Ailleurs, dans le Livre des Rois, c’est l’aventure du géant Goliath à qui l’historien sacré attribue une taille de neuf pieds quatre pouces, équivalant à 3m, 50 ; en un autre endroit encore, dans le Deutéronome, il est parlé du lit de fer sur lequel reposait Og, roi de Basan, et qui aurait eu une longueur de neuf coudées.

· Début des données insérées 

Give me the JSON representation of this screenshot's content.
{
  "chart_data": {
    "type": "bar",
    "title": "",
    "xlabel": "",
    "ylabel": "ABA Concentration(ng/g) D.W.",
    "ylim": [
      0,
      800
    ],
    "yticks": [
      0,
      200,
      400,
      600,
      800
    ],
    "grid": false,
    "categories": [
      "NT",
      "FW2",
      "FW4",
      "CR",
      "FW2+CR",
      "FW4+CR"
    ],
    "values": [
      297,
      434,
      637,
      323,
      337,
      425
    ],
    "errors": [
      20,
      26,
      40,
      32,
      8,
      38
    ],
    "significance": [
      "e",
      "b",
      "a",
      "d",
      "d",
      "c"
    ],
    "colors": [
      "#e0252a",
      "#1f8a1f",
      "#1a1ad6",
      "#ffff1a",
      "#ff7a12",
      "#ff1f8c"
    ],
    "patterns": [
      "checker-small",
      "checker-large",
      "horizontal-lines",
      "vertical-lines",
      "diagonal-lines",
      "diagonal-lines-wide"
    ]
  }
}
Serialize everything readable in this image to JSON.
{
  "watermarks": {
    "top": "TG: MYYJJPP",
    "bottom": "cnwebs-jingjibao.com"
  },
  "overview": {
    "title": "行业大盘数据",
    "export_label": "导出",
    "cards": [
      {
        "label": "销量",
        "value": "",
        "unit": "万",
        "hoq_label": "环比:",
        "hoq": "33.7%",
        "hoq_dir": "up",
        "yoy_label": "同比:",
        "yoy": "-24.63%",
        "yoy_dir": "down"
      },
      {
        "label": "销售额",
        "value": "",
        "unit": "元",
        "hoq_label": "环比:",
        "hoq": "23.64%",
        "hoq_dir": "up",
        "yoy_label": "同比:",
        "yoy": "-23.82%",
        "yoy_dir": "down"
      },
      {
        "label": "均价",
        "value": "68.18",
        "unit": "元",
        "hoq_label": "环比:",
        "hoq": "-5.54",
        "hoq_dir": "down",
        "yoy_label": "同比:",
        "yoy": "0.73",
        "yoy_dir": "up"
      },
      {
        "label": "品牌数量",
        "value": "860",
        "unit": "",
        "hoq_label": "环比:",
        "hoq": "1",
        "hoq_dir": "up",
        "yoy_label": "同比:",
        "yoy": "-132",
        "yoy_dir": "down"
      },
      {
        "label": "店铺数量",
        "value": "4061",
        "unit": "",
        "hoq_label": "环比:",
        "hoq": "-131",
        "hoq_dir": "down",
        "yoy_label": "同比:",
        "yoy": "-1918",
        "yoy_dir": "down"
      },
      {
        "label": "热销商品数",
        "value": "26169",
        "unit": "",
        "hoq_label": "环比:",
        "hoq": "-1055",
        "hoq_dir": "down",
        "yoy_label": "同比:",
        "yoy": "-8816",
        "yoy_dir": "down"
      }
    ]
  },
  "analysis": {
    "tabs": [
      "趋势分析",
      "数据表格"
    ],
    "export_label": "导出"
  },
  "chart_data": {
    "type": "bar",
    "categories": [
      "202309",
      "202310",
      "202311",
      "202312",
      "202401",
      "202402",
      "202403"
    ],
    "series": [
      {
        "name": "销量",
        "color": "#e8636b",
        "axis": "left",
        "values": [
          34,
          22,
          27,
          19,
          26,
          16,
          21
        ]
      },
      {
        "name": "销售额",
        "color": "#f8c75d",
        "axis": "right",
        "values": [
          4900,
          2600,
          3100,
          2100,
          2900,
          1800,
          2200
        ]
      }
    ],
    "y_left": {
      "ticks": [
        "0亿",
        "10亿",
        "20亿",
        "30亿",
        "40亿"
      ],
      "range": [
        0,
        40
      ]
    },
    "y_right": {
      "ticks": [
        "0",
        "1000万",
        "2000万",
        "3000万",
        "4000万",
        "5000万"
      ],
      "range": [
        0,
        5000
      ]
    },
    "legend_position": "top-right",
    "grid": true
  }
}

Tous les Juifs cependant n’avaient pas une foi aveugle dans la précision de ces mesures, et beaucoup se demandaient comment ces races gigantesques et si puissamment constituées avaient pu disparaître. Le prince des docteurs, Esdras, qui commenta les livres canoniques à la fin de la captivité de Babylone et les purgea des erreurs qui s’y étaient glissées, invoque précisément l’abâtardissement progressif de la race. Les générations qui se succèdent se réduisent de plus en plus ; et ainsi, les statures colossales des premiers hommes auraient fait place à des formes toujours plus grêles. C’est cette opinion d’Esdras que l’on retrouve chez tous les peuples et dans toutes les histoires postérieures. Les Grecs ont exprimé le même sentiment d’une décadence physique par rapport à des temps héroïques. Homère et Hésiode se lamentent à propos de cette déchéance. Hérodote, Pausanias et Philostrate en parlent avec la même tristesse, et enfin Plutarque va jusqu’à assimiler les hommes de son temps à des nouveau-nés en comparaison des anciens. Chez les Romains on retrouve les mêmes idées. On se rappelle les vers de Virgile : « Lorsque le laboureur, avec le soc de sa charrue, met au jour les ossemens et les armes de ses ancêtres, il est frappé d’étonnement et il admire leur taille gigantesque. »


Grandiaque effossis mirabitur ossa sepulcris.